Ia berharap ajang ini mampu melahirkan talenta-talenta terbaik yang dapat membawa nama Indonesia bersaing di tingkat nasional maupun internasional.

“Kami berharap kompetisi ini dapat menjadi sarana membangun karakter, sportivitas, dan kesadaran digital yang baik. Pada saat yang sama, kami ingin menjaring talenta-talenta terbaik yang nantinya mampu mengharumkan nama Indonesia di kancah e-sport nasional maupun internasional,” katanya.

Format Berjenjang hingga Tingkat Nasional

Pada kesempatan tersebut, Polri turut memperkenalkan logo dan tema resmi Kapolri Cup 2026 bertajuk “Dream to Become”. Tema tersebut mencerminkan semangat anak muda untuk berani bermimpi dan mewujudkan potensi menjadi prestasi nyata.

Kompetisi akan berlangsung secara bertahap mulai tingkat Polres, kemudian berlanjut ke tingkat Polda, hingga babak nasional yang akan berlangsung di Mabes Polri pada Juli 2026.

Beberapa kategori meliputi Mobile Legends: Bang Bang, lomba defile, cosplay, hingga kompetisi bagi Key Opinion Leader (KOL) dan influencer.

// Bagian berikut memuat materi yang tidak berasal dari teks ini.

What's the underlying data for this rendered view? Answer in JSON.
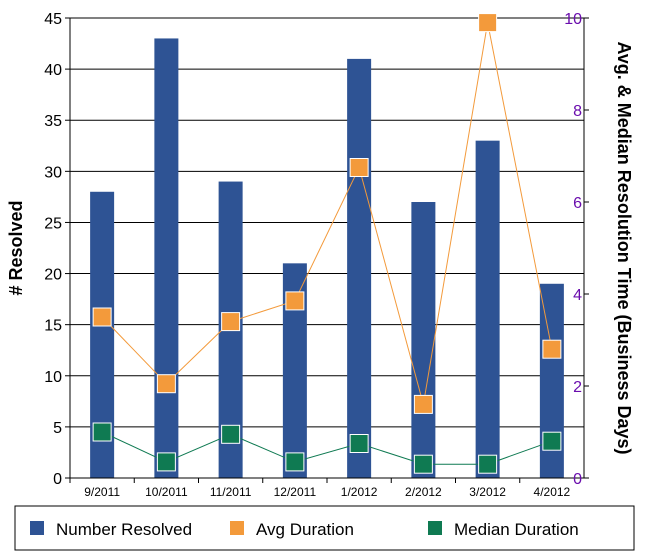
{
  "chart_data": {
    "type": "bar",
    "categories": [
      "9/2011",
      "10/2011",
      "11/2011",
      "12/2011",
      "1/2012",
      "2/2012",
      "3/2012",
      "4/2012"
    ],
    "series": [
      {
        "name": "Number Resolved",
        "type": "bar",
        "axis": "left",
        "color": "#2e5394",
        "values": [
          28,
          43,
          29,
          21,
          41,
          27,
          33,
          19
        ]
      },
      {
        "name": "Avg Duration",
        "type": "line",
        "axis": "right",
        "color": "#f39a3b",
        "values": [
          3.5,
          2.05,
          3.4,
          3.85,
          6.75,
          1.6,
          9.9,
          2.8
        ]
      },
      {
        "name": "Median Duration",
        "type": "line",
        "axis": "right",
        "color": "#0f7a52",
        "values": [
          1.0,
          0.35,
          0.95,
          0.35,
          0.75,
          0.3,
          0.3,
          0.8
        ]
      }
    ],
    "ylabel": "# Resolved",
    "ylabel_right": "Avg. & Median Resolution Time (Business Days)",
    "ylim": [
      0,
      45
    ],
    "yticks": [
      "0",
      "5",
      "10",
      "15",
      "20",
      "25",
      "30",
      "35",
      "40",
      "45"
    ],
    "ylim_right": [
      0,
      10
    ],
    "yticks_right": [
      "0",
      "2",
      "4",
      "6",
      "8",
      "10"
    ],
    "right_axis_color": "#6a0dad",
    "grid": true,
    "legend": "bottom"
  }
}
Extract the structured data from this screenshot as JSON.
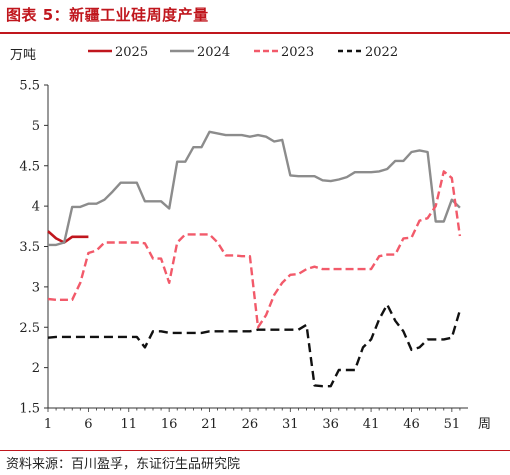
{
  "header": {
    "title": "图表 5：新疆工业硅周度产量"
  },
  "footer": {
    "source": "资料来源：百川盈孚，东证衍生品研究院"
  },
  "chart_data": {
    "type": "line",
    "ylabel": "万吨",
    "xlabel": "周",
    "xlim": [
      1,
      53
    ],
    "ylim": [
      1.5,
      5.5
    ],
    "xticks": [
      1,
      6,
      11,
      16,
      21,
      26,
      31,
      36,
      41,
      46,
      51
    ],
    "yticks": [
      1.5,
      2,
      2.5,
      3,
      3.5,
      4,
      4.5,
      5,
      5.5
    ],
    "ytick_labels": [
      "1.5",
      "2",
      "2.5",
      "3",
      "3.5",
      "4",
      "4.5",
      "5",
      "5.5"
    ],
    "legend_position": "top",
    "series": [
      {
        "name": "2025",
        "color": "#c0161d",
        "dash": "solid",
        "x": [
          1,
          2,
          3,
          4,
          5,
          6
        ],
        "y": [
          3.69,
          3.6,
          3.55,
          3.62,
          3.62,
          3.62
        ]
      },
      {
        "name": "2024",
        "color": "#8c8c8c",
        "dash": "solid",
        "x": [
          1,
          2,
          3,
          4,
          5,
          6,
          7,
          8,
          9,
          10,
          11,
          12,
          13,
          14,
          15,
          16,
          17,
          18,
          19,
          20,
          21,
          22,
          23,
          24,
          25,
          26,
          27,
          28,
          29,
          30,
          31,
          32,
          33,
          34,
          35,
          36,
          37,
          38,
          39,
          40,
          41,
          42,
          43,
          44,
          45,
          46,
          47,
          48,
          49,
          50,
          51,
          52
        ],
        "y": [
          3.52,
          3.52,
          3.55,
          3.99,
          3.99,
          4.03,
          4.03,
          4.08,
          4.18,
          4.29,
          4.29,
          4.29,
          4.06,
          4.06,
          4.06,
          3.97,
          4.55,
          4.55,
          4.73,
          4.73,
          4.92,
          4.9,
          4.88,
          4.88,
          4.88,
          4.86,
          4.88,
          4.86,
          4.8,
          4.82,
          4.38,
          4.37,
          4.37,
          4.37,
          4.32,
          4.31,
          4.33,
          4.36,
          4.42,
          4.42,
          4.42,
          4.43,
          4.46,
          4.56,
          4.56,
          4.67,
          4.69,
          4.67,
          3.81,
          3.81,
          4.08,
          3.98
        ]
      },
      {
        "name": "2023",
        "color": "#f25a6a",
        "dash": "dashed",
        "x": [
          1,
          2,
          3,
          4,
          5,
          6,
          7,
          8,
          9,
          10,
          11,
          12,
          13,
          14,
          15,
          16,
          17,
          18,
          19,
          20,
          21,
          22,
          23,
          24,
          25,
          26,
          27,
          28,
          29,
          30,
          31,
          32,
          33,
          34,
          35,
          36,
          37,
          38,
          39,
          40,
          41,
          42,
          43,
          44,
          45,
          46,
          47,
          48,
          49,
          50,
          51,
          52
        ],
        "y": [
          2.85,
          2.84,
          2.84,
          2.84,
          3.05,
          3.42,
          3.45,
          3.55,
          3.55,
          3.55,
          3.55,
          3.55,
          3.54,
          3.35,
          3.35,
          3.05,
          3.55,
          3.65,
          3.65,
          3.65,
          3.65,
          3.55,
          3.39,
          3.39,
          3.38,
          3.38,
          2.5,
          2.65,
          2.9,
          3.05,
          3.15,
          3.16,
          3.22,
          3.25,
          3.22,
          3.22,
          3.22,
          3.22,
          3.22,
          3.22,
          3.22,
          3.38,
          3.4,
          3.4,
          3.6,
          3.61,
          3.82,
          3.85,
          4.0,
          4.43,
          4.35,
          3.63
        ]
      },
      {
        "name": "2022",
        "color": "#111111",
        "dash": "dashed",
        "x": [
          1,
          2,
          3,
          4,
          5,
          6,
          7,
          8,
          9,
          10,
          11,
          12,
          13,
          14,
          15,
          16,
          17,
          18,
          19,
          20,
          21,
          22,
          23,
          24,
          25,
          26,
          27,
          28,
          29,
          30,
          31,
          32,
          33,
          34,
          35,
          36,
          37,
          38,
          39,
          40,
          41,
          42,
          43,
          44,
          45,
          46,
          47,
          48,
          49,
          50,
          51,
          52
        ],
        "y": [
          2.37,
          2.38,
          2.38,
          2.38,
          2.38,
          2.38,
          2.38,
          2.38,
          2.38,
          2.38,
          2.38,
          2.38,
          2.25,
          2.45,
          2.45,
          2.43,
          2.43,
          2.43,
          2.43,
          2.43,
          2.45,
          2.45,
          2.45,
          2.45,
          2.45,
          2.45,
          2.47,
          2.47,
          2.47,
          2.47,
          2.47,
          2.47,
          2.53,
          1.78,
          1.77,
          1.77,
          1.97,
          1.97,
          1.97,
          2.25,
          2.35,
          2.6,
          2.78,
          2.58,
          2.45,
          2.22,
          2.25,
          2.35,
          2.35,
          2.35,
          2.37,
          2.71
        ]
      }
    ]
  }
}
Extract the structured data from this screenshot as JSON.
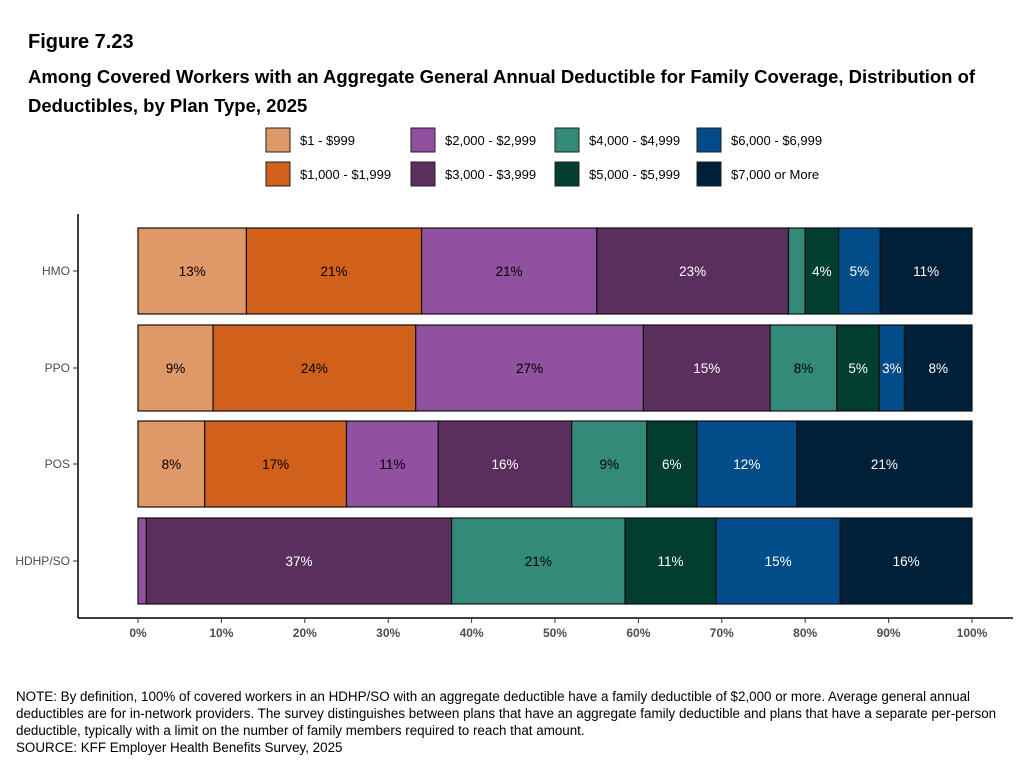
{
  "chart_data": {
    "type": "bar",
    "orientation": "horizontal",
    "stacked": true,
    "figure_label": "Figure 7.23",
    "title": "Among Covered Workers with an Aggregate General Annual Deductible for Family Coverage, Distribution of Deductibles, by Plan Type, 2025",
    "xlabel": "",
    "ylabel": "",
    "xlim": [
      0,
      100
    ],
    "xticks": [
      "0%",
      "10%",
      "20%",
      "30%",
      "40%",
      "50%",
      "60%",
      "70%",
      "80%",
      "90%",
      "100%"
    ],
    "grid": false,
    "legend_position": "top",
    "categories": [
      "HMO",
      "PPO",
      "POS",
      "HDHP/SO"
    ],
    "series": [
      {
        "name": "$1 - $999",
        "color": "#DF9868",
        "label_color": "#000000",
        "values": [
          13,
          9,
          8,
          0
        ],
        "labels": [
          "13%",
          "9%",
          "8%",
          ""
        ]
      },
      {
        "name": "$1,000 - $1,999",
        "color": "#D0601A",
        "label_color": "#000000",
        "values": [
          21,
          24.3,
          17,
          0
        ],
        "labels": [
          "21%",
          "24%",
          "17%",
          ""
        ]
      },
      {
        "name": "$2,000 - $2,999",
        "color": "#9150A0",
        "label_color": "#000000",
        "values": [
          21,
          27.3,
          11,
          1
        ],
        "labels": [
          "21%",
          "27%",
          "11%",
          ""
        ]
      },
      {
        "name": "$3,000 - $3,999",
        "color": "#5A2F5E",
        "label_color": "#FFFFFF",
        "values": [
          23,
          15.2,
          16,
          36.6
        ],
        "labels": [
          "23%",
          "15%",
          "16%",
          "37%"
        ]
      },
      {
        "name": "$4,000 - $4,999",
        "color": "#348A78",
        "label_color": "#000000",
        "values": [
          2,
          8,
          9,
          20.8
        ],
        "labels": [
          "",
          "8%",
          "9%",
          "21%"
        ]
      },
      {
        "name": "$5,000 - $5,999",
        "color": "#023E30",
        "label_color": "#FFFFFF",
        "values": [
          4,
          5.1,
          6,
          10.9
        ],
        "labels": [
          "4%",
          "5%",
          "6%",
          "11%"
        ]
      },
      {
        "name": "$6,000 - $6,999",
        "color": "#024C8A",
        "label_color": "#FFFFFF",
        "values": [
          5,
          3,
          12,
          14.9
        ],
        "labels": [
          "5%",
          "3%",
          "12%",
          "15%"
        ]
      },
      {
        "name": "$7,000 or More",
        "color": "#001F38",
        "label_color": "#FFFFFF",
        "values": [
          11,
          8.1,
          21,
          15.8
        ],
        "labels": [
          "11%",
          "8%",
          "21%",
          "16%"
        ]
      }
    ]
  },
  "note": "NOTE: By definition, 100% of covered workers in an HDHP/SO with an aggregate deductible have a family deductible of $2,000 or more. Average general annual deductibles are for in-network providers. The survey distinguishes between plans that have an aggregate family deductible and plans that have a separate per-person deductible, typically with a limit on the number of family members required to reach that amount.",
  "source": "SOURCE: KFF Employer Health Benefits Survey, 2025"
}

Melalui Kapolri Cup 2026, Polri menegaskan komitmennya dalam mendukung perkembangan industri e-sport nasional sekaligus membina generasi muda yang kreatif, berkarakter, dan memiliki daya saing tinggi. Kehadiran turnamen ini diharapkan mampu menciptakan ekosistem digital yang sehat serta membuka peluang lahirnya atlet e-sport Indonesia berprestasi di masa depan.